Andino and Florence only eased back into the water in June. Weeks later, the combination of the unfamiliar venue, the expected small waves and the limited number of competitors has left the competition for medals wide open.
“It’s so weird, competitive surfing,” Kolohe Andino said. “You could be the best surfer, the most talked-about surfer, whatever, and you go out there and you just need a score and you cannot find a wave. It’s like Tom Brady needs to go down the field for the winning score and he can’t find the ball.”
On the women’s side, both Moore and Marks are strong medal contenders. Johanne Defay of France and Australia’s Sally Fitzgibbons and Stephanie Gilmore are among the others.

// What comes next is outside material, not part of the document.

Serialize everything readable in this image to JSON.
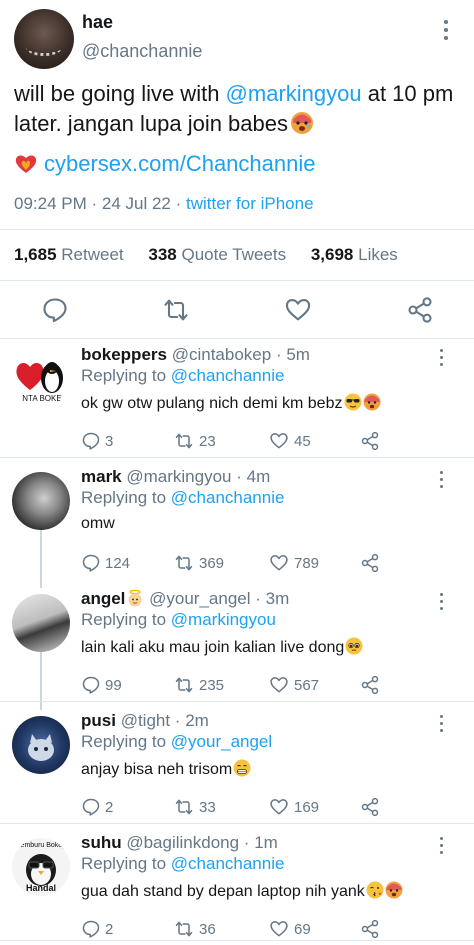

For the men, Brazil’s Gabriel Medina and Italo Ferreira are the past two world champions and entered July ranked Nos. 1-2 in the world standings. Japan’s Kanoa Igarashi, born and raised in California by Japanese parents, is among those who could upset them. Because of the restricted field, though, which was mostly set in 2019, five of the top 10 surfers in the world standings will not participate in the Olympics, opening opportunities for some lesser-known names.
Andino is a bona fide surfing star, in the slipstream of Florence, who is about 18 months older. He won a record nine national titles as an amateur, and qualified for the WSL championship tour as a teenager in 2012.
He is part of the generation that brought acrobatics to the waves, with sharp cuts and big airs, a style that others, particularly the Brazilians, have turned into championships. It is the kind of approach that may prove useful at the Olympics.
Yet despite all his success, Andino has never won a championship tour event, going 0 for 5 in head-to-head finals. “I’m saving it for the Olympics!” he said with a laugh.
He can think of nothing better. Andino said that he records and consumes Olympics coverage.
“I’m absolutely fascinated by people devoting their lives to a sport and to that moment,” he said. “And I’ve grown up next to Camp Pendleton, so I’m very patriotic. It’s kind of like those worlds come into one, into an explosion of fun-ness on the television.”
He is drawn to sports he knows nothing about, like biathlon. (“They’re skiing so hard, then they stop and shoot. The analogy in surfing is padding so hard that you’re almost puking, then you have to get up and ride the wave, totally focused.”) He was enamored with cross-country skier Jessie Diggins and her breakthrough success. He can name all sorts of famous and not-so-famous moments in the Olympics, winter and summer, all before surfing’s arrival.
“This is so sick, just being a part of it,” he said.
At the time, he was still using crutches to get around, protecting his ankle. Soon, though, Andino was back in the familiar water, just down the street, riding the breaks he knows as well as anyone.
He does not know exactly what to expect in Japan, but he hopes it feels a lot like home.